A recent report by LeanIn.Org and McKinsey & Company titled Women in the Workplace 2017 highlighted that women remain significantly underrepresented in the corporate world. The gender divide starts right at the beginning with fewer women hired at the entry level. At each step up the corporate ladder, the representation of women further declines and women of colour face an even further drop-off at senior levels. This is despite the fact that significant research has been done to show that companies with women on the board perform substantially better.
The study is currently the largest study of its kind featuring 222 companies, employing more than 12 million people, and it highlighted a number of key issues that are preventing equality from taking place:
The problem begins with employees who believe women are well represented in leadership when they only see a few women in upper management. They have become comfortable with the status quo and don’t feel any urgency to change things. In addition men are more likely to see the workplace as equitable and believe their companies are doing a good job supporting diversity.
Nearly 50% of men think women are well represented when it comes to leadership positions in their companies – where only one in ten senior leaders is a woman. Unfortunately a third of women also agree that women are well represented when they see the same figures.
At the first step of promotion to manager, women start to lose out, being 18 percent less likely to be promoted than their male colleagues. This is the beginning of the gender disparity split in most companies – if entry-level women were promoted at the same rate as their male peers, the number of women in the upper echelons of company management would more than double.
54 years have passed since the United States passed the Equal Pay Act, and yet women in the US and across the rest of the world still face a substantial gender wage gap. Today, on average, a woman earns 79 cents for every dollar a man earns. Bringing it closer to home, the Women in the Workplace research programme in 2017 at the University of Johannesburg showed the South African gender pay gap is estimated to be between 15% and 17%. This means that women need to work two months more than a man to earn the equivalent salary to what he would earn in a year.
A study on gender diversity by Marcus Noland, Tyler Moran and Barbara Kotschwar for the Peterson Institute for International Economics released early in 2017 showed there is a positive correlation between the presence of women in corporate leadership and in company performance. Due to the gender divide only half of the companies studied had any female leaders at all, but those that did showed that having a woman in an executive position leads to better performance – and as the number of women increases, so too does the performance.

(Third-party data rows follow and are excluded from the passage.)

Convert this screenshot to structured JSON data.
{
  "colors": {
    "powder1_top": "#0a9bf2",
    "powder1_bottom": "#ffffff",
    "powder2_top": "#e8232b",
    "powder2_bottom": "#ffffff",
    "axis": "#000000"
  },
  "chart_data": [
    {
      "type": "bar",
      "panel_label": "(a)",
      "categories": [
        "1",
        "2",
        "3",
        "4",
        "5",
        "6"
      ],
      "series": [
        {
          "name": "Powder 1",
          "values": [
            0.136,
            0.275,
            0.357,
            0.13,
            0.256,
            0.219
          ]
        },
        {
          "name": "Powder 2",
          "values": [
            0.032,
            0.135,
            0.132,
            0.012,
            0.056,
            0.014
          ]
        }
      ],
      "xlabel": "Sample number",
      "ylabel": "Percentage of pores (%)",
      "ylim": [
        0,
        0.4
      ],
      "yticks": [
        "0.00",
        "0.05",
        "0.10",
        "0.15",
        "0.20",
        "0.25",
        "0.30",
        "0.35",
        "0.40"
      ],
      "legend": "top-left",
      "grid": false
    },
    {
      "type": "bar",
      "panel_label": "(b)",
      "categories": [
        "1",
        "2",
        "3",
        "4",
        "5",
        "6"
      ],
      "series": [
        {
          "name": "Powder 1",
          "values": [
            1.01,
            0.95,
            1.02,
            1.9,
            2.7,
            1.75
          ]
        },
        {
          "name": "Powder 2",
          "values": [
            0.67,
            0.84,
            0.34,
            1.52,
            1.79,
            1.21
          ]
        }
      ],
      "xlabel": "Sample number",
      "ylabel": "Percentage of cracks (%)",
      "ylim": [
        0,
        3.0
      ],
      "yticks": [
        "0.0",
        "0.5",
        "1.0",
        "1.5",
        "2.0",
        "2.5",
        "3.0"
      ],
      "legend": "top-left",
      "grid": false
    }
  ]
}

The Women on Boards study performed by MSCI ESG Research showed that companies with strong female leadership generated a Return on Equity of 10.1% per year versus 7.4% for those without. The study suggests that at least three women are needed for their voices to be heard and for the dynamics of the board to change “substantially”. In a study done by Catalyst called The Bottom Line: Corporate Performance and Women’s representation On Boards showed that companies with the most women board directors (WBD) outperform those with the least on return on sales (ROS) by 16 percent. Over a period of four or five years, they significantly outperformed those with sustained low representation by 84 percent (ROS) and showed a 60 percent lead on return on invested capital and a 46 percent lead on return on equity.
Despite the evidence of these and other gender divide studies, the percentage of women in leadership roles is low and doesn’t seem to be changing anytime soon – to these companies’ own detriment. In the words of Sheryl Sandberg, the chief operating officer at Facebook, who sums up the effect women can have on a company succinctly, “Endless data shows that diverse teams make better decisions. We are building products that people with very diverse backgrounds use and I think we all want our company makeup to reflect the makeup of the people who use our products. That’s not true of any industry really, and we still have a long way to go.”